API 4: Initialization
Initialization is the first step to gaurantee good training. Each activation function is initialized to be \(\phi(x)={\rm scale\_base}*b(x) + {\rm scale\_sp}*{\rm spline}(x)\). 1. \(b(x)\) is the base function, default: ‘silu’, can be set with \({\rm base\_fun}\)
scale_sp sample from N(0, noise_scale^2)
scale_base sampled from N(scale_base_mu, scale_base_sigma^2)
sparse initialization: if sparse_init = True, most scale_base and scale_sp will be set to zero
Default setup
from kan import KAN, create_dataset
import torch
device = torch.device('cuda' if torch.cuda.is_available() else 'cpu')
print(device)
model = KAN(width=[2,5,1], grid=5, k=3, seed=0, device=device)
x = torch.normal(0,1,size=(100,2)).to(device)
model(x) # forward is needed to collect activations for plotting
model.plot()
cuda
checkpoint directory created: ./model
saving model version 0.0
Case 1: Initialize all activation functions to be exactly linear. We need to set noise_scale_base = 0., base_fun = identity, noise_scale = 0.
model = KAN(width=[2,5,1], grid=5, k=3, seed=0, base_fun = 'identity', device=device)
x = torch.normal(0,1,size=(100,2)).to(device)
model(x) # forward is needed to collect activations for plotting
model.plot()
checkpoint directory created: ./model
saving model version 0.0
Case 2: Noisy spline initialization (not recommended, just for illustration). Set noise_scale to be a large number.
model = KAN(width=[2,5,1], grid=5, k=3, seed=0, noise_scale=0.3, device=device)
x = torch.normal(0,1,size=(100,2)).to(device)
model(x) # forward is needed to collect activations for plotting
model.plot()
checkpoint directory created: ./model
saving model version 0.0
model = KAN(width=[2,5,1], grid=5, k=3, seed=0, noise_scale=10., device=device)
x = torch.normal(0,1,size=(100,2)).to(device)

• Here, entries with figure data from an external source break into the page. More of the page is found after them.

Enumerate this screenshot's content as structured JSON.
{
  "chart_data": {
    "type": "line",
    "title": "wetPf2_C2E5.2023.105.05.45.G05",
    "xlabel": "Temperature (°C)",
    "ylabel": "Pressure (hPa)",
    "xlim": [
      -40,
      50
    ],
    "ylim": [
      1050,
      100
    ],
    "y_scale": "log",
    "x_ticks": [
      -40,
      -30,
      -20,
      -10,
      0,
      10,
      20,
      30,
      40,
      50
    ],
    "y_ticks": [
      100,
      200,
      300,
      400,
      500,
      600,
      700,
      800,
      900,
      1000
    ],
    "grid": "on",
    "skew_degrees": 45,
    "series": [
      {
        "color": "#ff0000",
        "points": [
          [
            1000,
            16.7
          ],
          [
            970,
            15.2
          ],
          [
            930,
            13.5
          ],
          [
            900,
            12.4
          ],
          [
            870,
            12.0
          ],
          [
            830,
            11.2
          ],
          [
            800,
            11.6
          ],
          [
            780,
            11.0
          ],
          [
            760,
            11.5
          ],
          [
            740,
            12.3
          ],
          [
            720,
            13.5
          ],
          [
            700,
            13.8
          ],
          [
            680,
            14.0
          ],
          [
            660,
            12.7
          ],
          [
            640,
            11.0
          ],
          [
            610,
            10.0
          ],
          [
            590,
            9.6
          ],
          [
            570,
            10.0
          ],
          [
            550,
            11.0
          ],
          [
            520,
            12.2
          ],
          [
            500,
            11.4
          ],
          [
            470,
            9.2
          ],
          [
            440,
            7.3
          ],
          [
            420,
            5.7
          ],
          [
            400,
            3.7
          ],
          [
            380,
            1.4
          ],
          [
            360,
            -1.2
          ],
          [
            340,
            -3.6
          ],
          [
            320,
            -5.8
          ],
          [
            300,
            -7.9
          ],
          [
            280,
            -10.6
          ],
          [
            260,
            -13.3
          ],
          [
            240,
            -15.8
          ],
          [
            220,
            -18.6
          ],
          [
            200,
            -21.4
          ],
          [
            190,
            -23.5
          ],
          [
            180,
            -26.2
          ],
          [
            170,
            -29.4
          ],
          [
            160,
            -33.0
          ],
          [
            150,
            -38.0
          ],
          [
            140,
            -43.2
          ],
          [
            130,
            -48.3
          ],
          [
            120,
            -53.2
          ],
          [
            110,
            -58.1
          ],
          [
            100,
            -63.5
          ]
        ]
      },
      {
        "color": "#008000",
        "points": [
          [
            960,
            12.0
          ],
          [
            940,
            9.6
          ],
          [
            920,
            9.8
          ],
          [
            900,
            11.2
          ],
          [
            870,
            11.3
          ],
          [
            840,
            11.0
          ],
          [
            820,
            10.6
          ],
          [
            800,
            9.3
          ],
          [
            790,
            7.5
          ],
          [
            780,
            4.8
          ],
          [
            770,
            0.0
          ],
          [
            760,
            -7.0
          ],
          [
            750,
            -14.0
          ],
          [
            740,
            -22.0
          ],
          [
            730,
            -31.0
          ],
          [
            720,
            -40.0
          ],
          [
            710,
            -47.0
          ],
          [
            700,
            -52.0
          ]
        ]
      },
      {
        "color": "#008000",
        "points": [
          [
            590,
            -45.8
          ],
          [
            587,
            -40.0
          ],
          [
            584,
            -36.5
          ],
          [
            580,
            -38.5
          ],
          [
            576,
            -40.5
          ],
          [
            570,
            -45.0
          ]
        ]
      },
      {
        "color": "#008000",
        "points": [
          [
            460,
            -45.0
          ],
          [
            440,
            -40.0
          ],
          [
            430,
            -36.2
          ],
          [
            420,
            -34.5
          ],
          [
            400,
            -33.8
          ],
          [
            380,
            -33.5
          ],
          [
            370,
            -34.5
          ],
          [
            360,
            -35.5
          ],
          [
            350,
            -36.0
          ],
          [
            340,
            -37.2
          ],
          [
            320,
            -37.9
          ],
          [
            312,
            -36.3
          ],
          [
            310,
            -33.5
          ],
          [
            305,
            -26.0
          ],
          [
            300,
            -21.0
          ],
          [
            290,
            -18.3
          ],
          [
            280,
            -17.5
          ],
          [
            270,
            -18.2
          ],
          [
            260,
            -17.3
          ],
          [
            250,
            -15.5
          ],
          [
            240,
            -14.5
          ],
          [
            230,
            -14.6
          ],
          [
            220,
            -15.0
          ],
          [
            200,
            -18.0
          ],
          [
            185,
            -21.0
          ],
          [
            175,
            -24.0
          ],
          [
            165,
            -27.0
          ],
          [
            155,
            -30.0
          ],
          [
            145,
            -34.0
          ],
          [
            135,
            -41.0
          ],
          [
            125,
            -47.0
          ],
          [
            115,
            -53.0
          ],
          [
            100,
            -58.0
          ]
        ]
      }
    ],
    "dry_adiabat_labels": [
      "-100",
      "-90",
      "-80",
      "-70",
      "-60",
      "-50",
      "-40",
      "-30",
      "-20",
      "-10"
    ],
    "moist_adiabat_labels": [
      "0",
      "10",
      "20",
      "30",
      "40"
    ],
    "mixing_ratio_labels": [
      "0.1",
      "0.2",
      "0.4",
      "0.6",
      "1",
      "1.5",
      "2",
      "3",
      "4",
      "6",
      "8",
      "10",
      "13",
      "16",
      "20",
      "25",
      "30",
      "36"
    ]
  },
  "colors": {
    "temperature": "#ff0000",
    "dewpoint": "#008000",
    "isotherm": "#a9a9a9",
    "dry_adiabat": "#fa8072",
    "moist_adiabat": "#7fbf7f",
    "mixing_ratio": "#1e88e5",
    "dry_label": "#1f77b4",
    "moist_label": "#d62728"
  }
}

model(x) # forward is needed to collect activations for plotting
model.plot()
checkpoint directory created: ./model
saving model version 0.0
Case 3: scale_base_mu and scale_base_sigma
model = KAN(width=[2,5,1], grid=5, k=3, seed=0, scale_base_mu=5, scale_base_sigma=0, device=device)
x = torch.normal(0,1,size=(100,2)).to(device)
model(x) # forward is needed to collect activations for plotting
model.plot()
checkpoint directory created: ./model
saving model version 0.0
model = KAN(width=[2,5,1], grid=5, k=3, seed=0, sparse_init=True, device=device)
x = torch.normal(0,1,size=(100,2)).to(device)
model(x) # forward is needed to collect activations for plotting
model.plot()
checkpoint directory created: ./model
saving model version 0.0